A number of design details hark back to the original VW Scirocco. Like the glossy grille that spans like a bridge between the headlights and the curve in the windscreen design, both of which echo the Mark I. Also note how the VW emblem has now moved from the grille to the bonnet for a cleaner and clearer face.

On the outside the Scirocco looks purposeful and muscular, and its best feature are those full, well-rounded haunches. In the daylight these curves are beautifully highlighted by the accent line that stretch from the headlights all the way along the flanks and ends in the taillights.

Where it is currently parked in the UK’s autumnal sun, the Scirocco looks lower, wider and quite a bit meaner than the GTI, even though it is also based on the Golf platform.

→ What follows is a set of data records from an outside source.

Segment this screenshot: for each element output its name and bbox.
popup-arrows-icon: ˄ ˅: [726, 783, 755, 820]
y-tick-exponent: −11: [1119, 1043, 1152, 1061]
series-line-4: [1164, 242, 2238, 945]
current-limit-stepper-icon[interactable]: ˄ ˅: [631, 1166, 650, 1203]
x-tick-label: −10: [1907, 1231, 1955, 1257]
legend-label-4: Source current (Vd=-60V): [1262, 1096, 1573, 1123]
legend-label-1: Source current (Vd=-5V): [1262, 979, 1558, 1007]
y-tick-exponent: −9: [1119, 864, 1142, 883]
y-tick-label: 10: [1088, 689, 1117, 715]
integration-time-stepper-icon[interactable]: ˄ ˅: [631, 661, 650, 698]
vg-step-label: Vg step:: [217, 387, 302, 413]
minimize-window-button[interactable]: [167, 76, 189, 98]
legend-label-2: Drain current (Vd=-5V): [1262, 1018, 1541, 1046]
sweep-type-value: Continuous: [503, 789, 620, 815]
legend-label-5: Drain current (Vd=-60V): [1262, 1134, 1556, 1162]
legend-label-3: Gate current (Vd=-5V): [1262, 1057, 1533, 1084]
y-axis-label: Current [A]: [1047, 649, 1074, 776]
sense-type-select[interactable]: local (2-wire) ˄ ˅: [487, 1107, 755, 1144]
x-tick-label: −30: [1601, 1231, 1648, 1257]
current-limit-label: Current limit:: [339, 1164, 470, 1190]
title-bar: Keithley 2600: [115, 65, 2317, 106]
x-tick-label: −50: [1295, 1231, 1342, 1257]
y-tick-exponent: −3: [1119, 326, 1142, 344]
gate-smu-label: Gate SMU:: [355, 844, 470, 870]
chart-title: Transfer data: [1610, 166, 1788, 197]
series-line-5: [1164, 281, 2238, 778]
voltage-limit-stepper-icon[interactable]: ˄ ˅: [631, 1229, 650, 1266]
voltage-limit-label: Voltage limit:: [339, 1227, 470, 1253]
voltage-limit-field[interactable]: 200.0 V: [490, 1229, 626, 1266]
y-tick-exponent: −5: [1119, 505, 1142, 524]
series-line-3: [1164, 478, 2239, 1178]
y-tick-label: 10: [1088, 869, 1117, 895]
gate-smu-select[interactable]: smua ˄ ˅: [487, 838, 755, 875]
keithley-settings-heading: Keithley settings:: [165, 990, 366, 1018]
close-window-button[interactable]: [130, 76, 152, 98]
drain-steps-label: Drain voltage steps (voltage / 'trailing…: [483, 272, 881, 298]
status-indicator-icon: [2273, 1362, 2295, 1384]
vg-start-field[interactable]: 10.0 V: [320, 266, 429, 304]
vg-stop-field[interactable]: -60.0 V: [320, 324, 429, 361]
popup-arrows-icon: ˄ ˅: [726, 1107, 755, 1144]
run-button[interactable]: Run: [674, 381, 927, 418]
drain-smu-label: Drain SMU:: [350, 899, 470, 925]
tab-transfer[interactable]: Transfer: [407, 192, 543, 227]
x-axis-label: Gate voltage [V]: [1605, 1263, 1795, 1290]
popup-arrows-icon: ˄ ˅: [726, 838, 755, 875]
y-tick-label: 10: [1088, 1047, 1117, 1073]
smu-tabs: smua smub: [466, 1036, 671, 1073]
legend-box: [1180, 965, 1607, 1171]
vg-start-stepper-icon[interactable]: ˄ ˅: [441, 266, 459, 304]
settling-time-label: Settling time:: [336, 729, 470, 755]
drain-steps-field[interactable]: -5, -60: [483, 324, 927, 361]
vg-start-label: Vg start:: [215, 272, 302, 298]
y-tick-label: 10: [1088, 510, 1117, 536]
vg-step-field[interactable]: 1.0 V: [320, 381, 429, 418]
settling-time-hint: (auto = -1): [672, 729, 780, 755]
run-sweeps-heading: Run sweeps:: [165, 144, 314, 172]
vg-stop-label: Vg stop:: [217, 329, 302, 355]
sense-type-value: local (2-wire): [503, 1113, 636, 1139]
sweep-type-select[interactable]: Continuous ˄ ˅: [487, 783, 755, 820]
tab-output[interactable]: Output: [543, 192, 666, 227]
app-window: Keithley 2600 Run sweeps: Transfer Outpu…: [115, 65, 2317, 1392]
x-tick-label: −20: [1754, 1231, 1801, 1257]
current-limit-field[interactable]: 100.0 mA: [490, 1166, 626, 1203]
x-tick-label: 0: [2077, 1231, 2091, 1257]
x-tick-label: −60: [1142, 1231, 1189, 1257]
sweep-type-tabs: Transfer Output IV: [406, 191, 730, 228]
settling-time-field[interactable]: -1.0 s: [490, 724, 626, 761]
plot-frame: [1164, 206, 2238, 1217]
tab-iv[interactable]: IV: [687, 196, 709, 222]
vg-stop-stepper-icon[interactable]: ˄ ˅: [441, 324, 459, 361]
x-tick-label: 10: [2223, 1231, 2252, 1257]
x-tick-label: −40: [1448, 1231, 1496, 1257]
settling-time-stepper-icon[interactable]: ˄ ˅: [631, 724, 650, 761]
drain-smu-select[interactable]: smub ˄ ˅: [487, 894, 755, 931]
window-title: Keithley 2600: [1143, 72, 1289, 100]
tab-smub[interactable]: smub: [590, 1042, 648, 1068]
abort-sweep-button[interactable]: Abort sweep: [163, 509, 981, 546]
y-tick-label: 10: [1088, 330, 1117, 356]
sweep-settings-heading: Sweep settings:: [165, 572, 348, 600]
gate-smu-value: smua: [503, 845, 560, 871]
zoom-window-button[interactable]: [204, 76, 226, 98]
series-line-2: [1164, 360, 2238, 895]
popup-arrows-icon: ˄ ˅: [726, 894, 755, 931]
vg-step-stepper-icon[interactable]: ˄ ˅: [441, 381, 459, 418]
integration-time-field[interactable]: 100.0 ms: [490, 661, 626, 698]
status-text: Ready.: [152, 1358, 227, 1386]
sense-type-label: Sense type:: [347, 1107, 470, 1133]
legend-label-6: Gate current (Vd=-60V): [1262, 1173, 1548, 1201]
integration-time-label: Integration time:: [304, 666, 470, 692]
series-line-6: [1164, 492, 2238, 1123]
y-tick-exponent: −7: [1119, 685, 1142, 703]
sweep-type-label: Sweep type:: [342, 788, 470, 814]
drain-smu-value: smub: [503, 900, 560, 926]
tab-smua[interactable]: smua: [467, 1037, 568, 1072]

Unfortunately it is difficult to sing similarly positive praises about the interior after I swing the driver’s frameless door open. The finishing is obviously on the expected VW level, that is not the problem. The company has even made a bit of effort to create a sporty feel by using rough white stitching on the seats, tossing in a sport steering wheel and opting for triangular armrests.

But the overall feel disappointingly lacks inspiration and isn’t at all in line with the promise of the packaging. Especially the dash, which has been taken straight out of the Eos, could do with a decent lashing of fresh interpretation.

Within the first few minutes on the road though, I forget about this disappointment and am again thoroughly impressed. This time by the Scirocco’s eager roadside manners…

Not only is the suspension set firm enough even in the Comfort setting to help you get the most out of the bends (and with plenty of feedback to boot), but it is also easy to do it. And because of the low seating position you feel very much involved with the driving task. Best of all, you definitely don’t need any racing qualifications to get the best out of this model.


The only thing that really bothers me is the Scirocco’s visibility problems. A chunky A-pillar, rear window the size of a letterbox slot (further obscured by two rear-seat headrests) and a tiny rear-view mirror will definitely take some getting used to.  

At the third traffic light I have to wait a moment for the light to change colour. Ahead of me stretches a beautiful piece of open tarmac which swerves sharply to the right before curving to the left again. This is the perfect opportunity to give the Scirocco a proper workout, and I quickly change the Adaptive Chassis Control (ACC) from Comfort to Sport to get better throttle response, more feedback and a firmer suspension setup.

The second the light changes to green I hit the throttle and push the 2.0 litre TSI engine with its 149kW till it is about to smack into the redline at 6.500rpm before I quickly drop into second and repeat my actions.

The sound bubbling from the two tail pipes, now that I am already well over 4 000 r/min, is a lot rougher and more aggressive than I expected. And although it takes a little more than seven seconds to reach the 100km/h mark, it feels as if you get there a great deal quicker.

The handling and grip in the bends is also a lot sharper and more fun-filled than in a GTI.

Which begs the question: Is there still a space for the GTI in the VW line-up with the arrival of the Scirocco?

The five door GTI does have the practical advantage of a bigger boot and more room in the rear. But with the Scirocco priced similar to the three door GTI, it just doesn’t make sense to settle for the model that is clearly the lesser of the two.

Not only is it more fun to push the Scirocco through bends, but its handling and overall styling is also a lot more exciting. What’s better is that none of this comes at the cost of comfort. No way, I will pick this VW over its hatchback sibling any day.